Lawyers for a body of anglers claimed any breaches during a process to relocate lagoons near a concreting plant may see harmful chemicals and waste end up in the River Faughan.

The waterway, which flows to Lough Foyle in Co Londonderry, has secured status as an Area of Special Scientific Interest and Special Area of Conservation.

A legal challenge has been brought against the granting of planning permission for development at the nearby Chambers Concrete production site in Drumahoe.

According to the River Faughan Anglers Ltd, a cross-community organisation set up protect and manage salmon and trout fishing, the Department of the Environment has failed to properly assess the environmental impact and applied inconsistent conditions.

Approval was granted last September for extensions to an office, vehicle maintenance shed and improved washing out facilities on the site.

The relocation of up to three lagoons which collect contaminants in the water coming from the plant before they reach the river also formed part of the plans.

Opening the anglers' attempt to judicially review the decision, William Orbinson QC told Mr Justice Treacy how the Faughan has been classed as having one of the most important Atlantic Salmon spawning populations in the British Isles.

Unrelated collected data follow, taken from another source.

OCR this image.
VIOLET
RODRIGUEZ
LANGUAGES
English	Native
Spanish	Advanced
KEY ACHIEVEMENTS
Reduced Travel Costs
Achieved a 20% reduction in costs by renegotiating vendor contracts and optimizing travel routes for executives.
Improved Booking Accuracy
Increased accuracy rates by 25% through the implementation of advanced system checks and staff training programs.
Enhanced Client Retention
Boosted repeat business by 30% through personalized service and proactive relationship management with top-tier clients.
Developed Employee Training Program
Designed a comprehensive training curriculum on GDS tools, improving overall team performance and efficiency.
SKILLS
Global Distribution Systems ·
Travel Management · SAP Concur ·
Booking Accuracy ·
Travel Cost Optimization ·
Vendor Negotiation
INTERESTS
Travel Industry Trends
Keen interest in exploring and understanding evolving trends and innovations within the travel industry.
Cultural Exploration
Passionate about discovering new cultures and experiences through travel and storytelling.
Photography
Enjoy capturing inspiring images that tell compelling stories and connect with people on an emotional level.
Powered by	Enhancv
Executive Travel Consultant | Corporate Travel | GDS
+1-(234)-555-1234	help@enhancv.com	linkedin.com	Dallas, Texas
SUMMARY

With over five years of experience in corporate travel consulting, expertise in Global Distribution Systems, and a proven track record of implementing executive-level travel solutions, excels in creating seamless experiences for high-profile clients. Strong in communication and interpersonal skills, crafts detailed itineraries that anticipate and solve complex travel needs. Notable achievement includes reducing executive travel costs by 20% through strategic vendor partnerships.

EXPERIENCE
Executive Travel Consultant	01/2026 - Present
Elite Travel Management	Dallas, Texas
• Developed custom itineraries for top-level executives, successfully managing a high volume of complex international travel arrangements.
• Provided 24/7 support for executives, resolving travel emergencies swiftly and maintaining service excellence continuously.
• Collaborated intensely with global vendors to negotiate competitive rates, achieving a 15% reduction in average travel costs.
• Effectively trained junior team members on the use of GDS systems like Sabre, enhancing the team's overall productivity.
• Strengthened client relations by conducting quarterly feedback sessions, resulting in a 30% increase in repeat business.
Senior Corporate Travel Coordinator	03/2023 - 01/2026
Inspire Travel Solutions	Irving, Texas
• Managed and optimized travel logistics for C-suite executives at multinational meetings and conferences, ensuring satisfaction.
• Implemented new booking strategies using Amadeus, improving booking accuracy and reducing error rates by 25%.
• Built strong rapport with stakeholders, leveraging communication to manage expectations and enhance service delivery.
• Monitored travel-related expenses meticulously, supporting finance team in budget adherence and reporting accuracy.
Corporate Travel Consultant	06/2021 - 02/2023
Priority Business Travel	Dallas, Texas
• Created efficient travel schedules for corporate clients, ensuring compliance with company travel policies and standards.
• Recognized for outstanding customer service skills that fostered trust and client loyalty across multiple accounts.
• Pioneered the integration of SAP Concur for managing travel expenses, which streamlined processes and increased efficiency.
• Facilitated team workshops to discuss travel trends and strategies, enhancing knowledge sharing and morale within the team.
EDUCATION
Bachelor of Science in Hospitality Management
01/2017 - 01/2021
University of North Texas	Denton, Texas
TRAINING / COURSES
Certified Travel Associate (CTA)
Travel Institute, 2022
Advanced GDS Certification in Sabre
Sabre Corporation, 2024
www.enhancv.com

He said the river and its tributaries were designated as special areas of conservation because they contained valuable and threatened species and habitats.

According to Mr Orbinson concrete manufacturing produces chemicals and sediment harmful to aquatic life.

The location of such a plant close to such an important salmon holding creates "an unfortunate recipe", the barrister contended.

The court heard how a condition was imposed that new lagoons must be built before the three existing ones are decommissioned. 

Mr Orbinson questioned how the process could be achieved without impacting on the current situation.

He said: "If the existing lagoon system is compromised or breached, the contents of the existing lagoons are very apt to end up in the River Faughan, with potentially catastrophic consequences for the ecology."

The barrister acknowledged his clients would have no problem in a shift if carried out in an environmentally safe way, but claimed the authorities have failed to carry out proper checks.

"The anglers have grave concerns that the Department has failed to address the risk of environmental harm to this asset arising from the activity of the Chambers business," he added.

"What the Department are saying is 'Trust us judge, we have had a think about this and we have done it right'."

The case, which is listed for a two-day hearing, will resume next month.